GameSpy Multiplayer Technology Turning Off Support on May 31

GameSpy Technology is turning off multiplayer support for all games that make use of their technology as of May 31, 2014 according to the company’s website. This brings the future of over 1,000 games across multiple platforms to the reality that Wii owners will face in a few days, that multiplayer servers such as GameSpy will not last forever.

The message posted on the GameSpy site simply stated, “Effective May 31, 2014, GameSpy will cease providing all hosted services for all games still using GameSpy. If you have any questions about how this impacts your favorite title please contact the game’s publisher for more information. Thanks for a great ride!”

GameSpy shutting down multiplayer servers will affect both small and large studios such as Ubisoft, Gearbox, Nintendo, Capcom, Activision, EA and many more. While GameSpy has not licensed their services since Jan 1, 2013, many old, but still popular games such as Borderlands, Arma: 3, Red Dead Redemption and others use the GameSpy multiplayer services. When Polygon reached out to Activision, they said that the publisher’s catalog will be unaffected by the shutdown. Epic’s line of Unreal shooters will be transitioning to an in-house solution next week.

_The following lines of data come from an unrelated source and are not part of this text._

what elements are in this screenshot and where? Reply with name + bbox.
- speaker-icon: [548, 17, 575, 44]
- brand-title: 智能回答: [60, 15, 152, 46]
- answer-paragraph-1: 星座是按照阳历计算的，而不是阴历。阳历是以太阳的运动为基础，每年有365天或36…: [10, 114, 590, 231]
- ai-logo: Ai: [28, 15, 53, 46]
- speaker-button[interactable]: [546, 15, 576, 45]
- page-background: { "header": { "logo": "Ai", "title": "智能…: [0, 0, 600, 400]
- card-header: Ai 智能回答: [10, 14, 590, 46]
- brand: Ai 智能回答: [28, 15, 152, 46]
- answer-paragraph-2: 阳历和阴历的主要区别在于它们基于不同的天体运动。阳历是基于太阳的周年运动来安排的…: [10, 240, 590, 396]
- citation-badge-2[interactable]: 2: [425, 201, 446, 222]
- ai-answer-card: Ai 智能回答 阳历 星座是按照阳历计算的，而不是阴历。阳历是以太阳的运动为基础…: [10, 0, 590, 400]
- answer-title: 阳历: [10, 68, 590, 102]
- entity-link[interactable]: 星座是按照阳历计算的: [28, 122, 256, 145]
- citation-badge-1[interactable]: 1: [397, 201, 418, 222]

The GameSpy multiplayer service stretches across both the traditional gaming consoles as well as PC and mobile platforms such as iOS and Android. The service originally started with the game Quake in 1997 and has been used by various publishers and developers as a way to quickly implement multiplayer functionality into games based on a licensing model. While many games still have a core audience, many game’s development teams have moved on or simply no longer exists leaving an unconfirmed amount of games without multiplayer service after May 31.

When Glu bought the GameSpy multiplayer service from IGN in August of 2012 there were issues where games suddenly found themselves without servers any longer. A great outcry from gamers brought to light that some studios has stopped paying the licensing fees and their service was turned off for lack of payment. It was discussed by some developers that in order to rebuild the multiplayer services, the cost would be in the thousands of dollars. Older games might find it easier for publishers and developers to simply let the game’s multiplayer services from GameSpy remain dormant.

Nintendo will also not be patching in any kind of support for the Nintendo Wi-Fi games that use GameSpy which follows suit of their shutdown of the Nintendo Wi-Fi service on April 8, 2014.

A complete list of those who will be affected by the GameSpy multiplayer technology turning of support can be found on the GameSpy website.